Both humans and computers may experience difficulties in understanding natural language due to its inherent ambiguity and complexity. Controlled languages handle this problem by simplifying the language. A controlled language is a language with a restricted syntax and vocabulary. Controlled languages are typically applied to technical documents. A consistent technical writing style improves comprehensibility adding to the quality of technical documentation. Such an approach is followed widely in technical documentation. For example, a simple set of style guidelines for user documentation might be: Make positive statements, Keep sentences short, Use only one idea per sentence, Use simple sentence structures, Use the active voice, Avoid conditional tenses, Use correct punctuation.
These restrictions help to preserve uniformity in the writing style, especially in cases where authors tend to follow diverse writing approaches, and to reduce ambiguities in the resulting text.
Using a controlled language also impacts translation. Translation requires a good understanding of the vocabulary, including terminology, and unambiguous understanding of the syntactic constructs used in the original text. Using a controlled language to ensure an unambiguous original text obviously makes translation more efficient and improves the quality of the translated version. Using a controlled language also opens the way to using machine translation systems. This is because the resources already provided for the controlled language (vocabulary, terminology support and syntax rules) can be used for training a machine translation system. This removes the need for post-editing of translated texts, and significantly reduces the turnaround time for texts and the resources required for translation.

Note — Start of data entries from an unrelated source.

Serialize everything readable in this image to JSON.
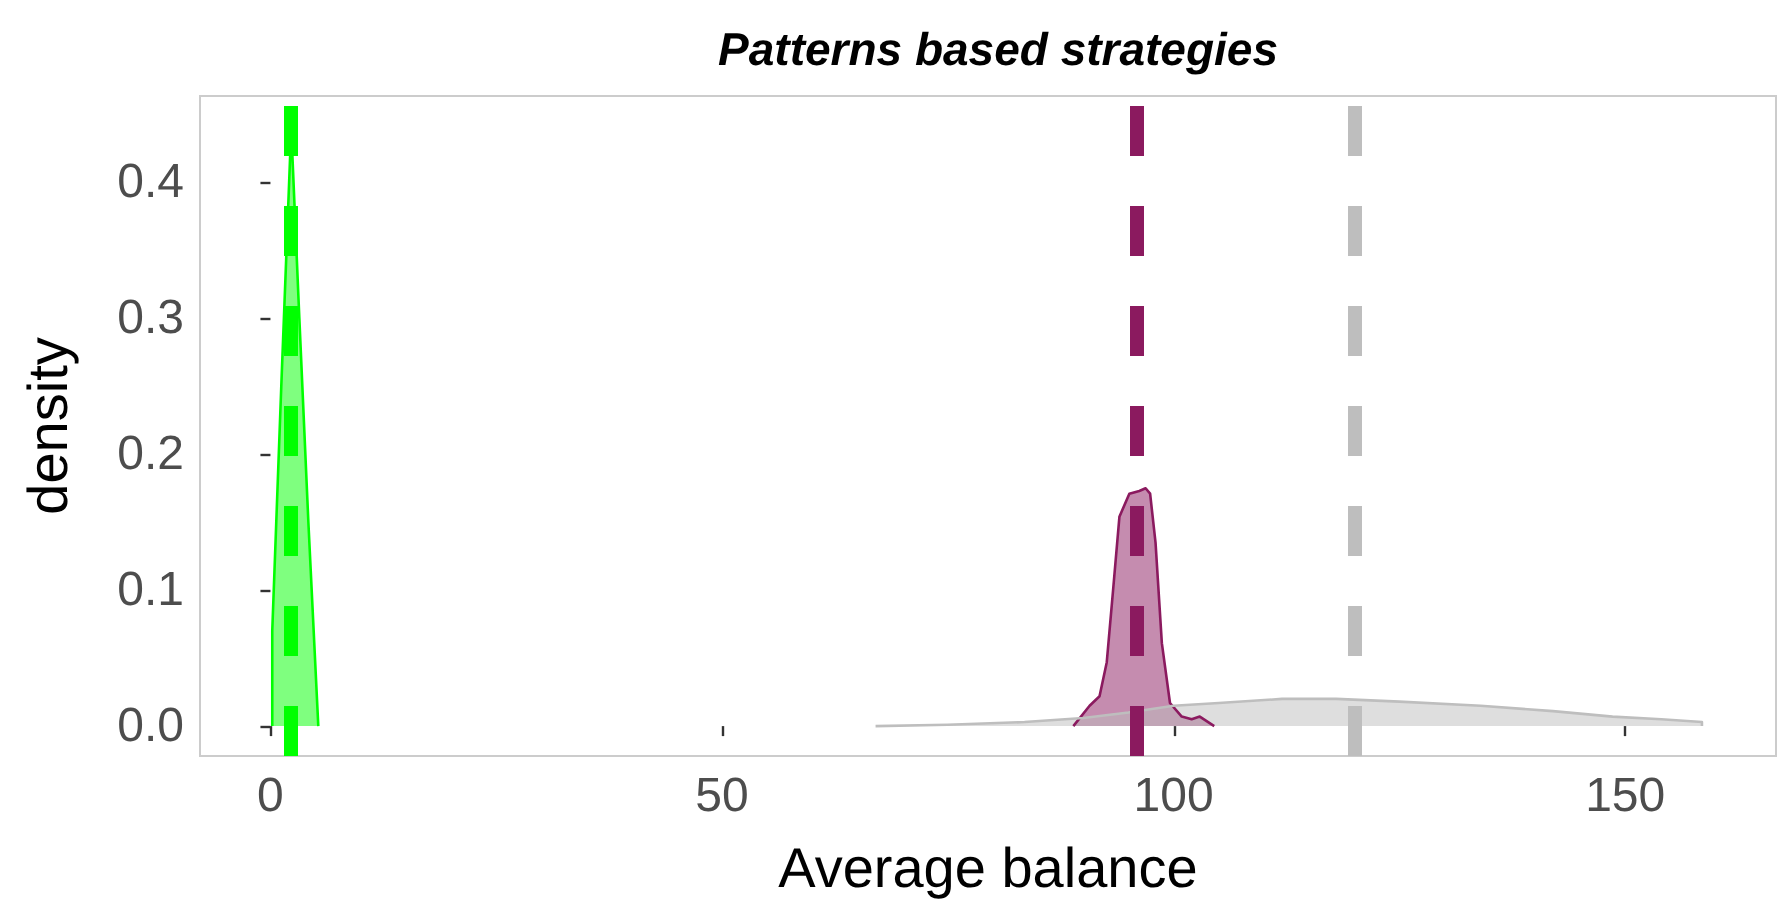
{
  "chart_data": {
    "type": "area",
    "title": "Patterns based strategies",
    "xlabel": "Average balance",
    "ylabel": "density",
    "xlim": [
      -7.8,
      166.7
    ],
    "xticks": [
      0,
      50,
      100,
      150
    ],
    "ylim": [
      -0.022,
      0.4636
    ],
    "yticks": [
      {
        "value": 0,
        "label": "0.0"
      },
      0.1,
      0.2,
      0.3,
      0.4
    ],
    "grid": false,
    "series": [
      {
        "color": "#00ff00",
        "x": [
          0.2,
          0.2,
          1.2,
          2.3,
          3.2,
          4.2,
          5.3
        ],
        "values": [
          0,
          0.07,
          0.25,
          0.44,
          0.3,
          0.15,
          0
        ]
      },
      {
        "color": "#8b1a5f",
        "x": [
          88.9,
          90.7,
          91.8,
          92.6,
          93.3,
          94.0,
          95.1,
          96.2,
          96.9,
          97.4,
          98.0,
          98.7,
          99.6,
          100.9,
          102.0,
          102.9,
          104.5
        ],
        "values": [
          0,
          0.015,
          0.022,
          0.047,
          0.1,
          0.154,
          0.171,
          0.173,
          0.175,
          0.171,
          0.135,
          0.061,
          0.017,
          0.007,
          0.005,
          0.007,
          0
        ]
      },
      {
        "color": "#bebebe",
        "x": [
          67,
          75,
          83.5,
          90,
          95,
          100,
          105,
          112,
          118,
          125,
          134,
          142,
          148.6,
          154,
          158.5,
          158.5
        ],
        "values": [
          0,
          0.001,
          0.003,
          0.006,
          0.01,
          0.015,
          0.017,
          0.02,
          0.02,
          0.018,
          0.015,
          0.011,
          0.007,
          0.005,
          0.003,
          0
        ]
      }
    ],
    "ref_lines": [
      {
        "axis": "x",
        "value": 2.3,
        "color": "#00ff00",
        "line_style": "dashed"
      },
      {
        "axis": "x",
        "value": 96,
        "color": "#8b1a5f",
        "line_style": "dashed"
      },
      {
        "axis": "x",
        "value": 120,
        "color": "#bebebe",
        "line_style": "dashed"
      }
    ]
  }
}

SCHEMATOPOIESIS aims to develop the first Greek prototype style checker to assist Greek technical writers as well as to facilitate translation from Greek to other languages. The project covers technical documents from the domain of computational equipment.
User Interface. Technical writers will be able to call the checker through their word processor. The technical document is first converted into an XML format in order to be processed by the checker. The checker outputs XML text containing the error tags in a format “understandable” by the word-processor in order to let the user see his/her errors.
Checker. This tool checks both text structure (e.g. line spacing, fonts used) and language (correct application of controlled language grammar and vocabulary). At first, XML text is checked using a structure DTD (Document Type Definition) and the corresponding error tags are attached. Then, text is processed using linguistic tools (tokeniser, sentence splitter, lexical analyser, syntactic analyser) in order to apply the language checker using the corresponding language DTD. This results to the attachment of error tags related to language use.
SCHEMATOPOIESIS’s technology will facilitate the writing of Greek technical documents as well as their translation into other languages. It can also be exploited in other domains of technical documents.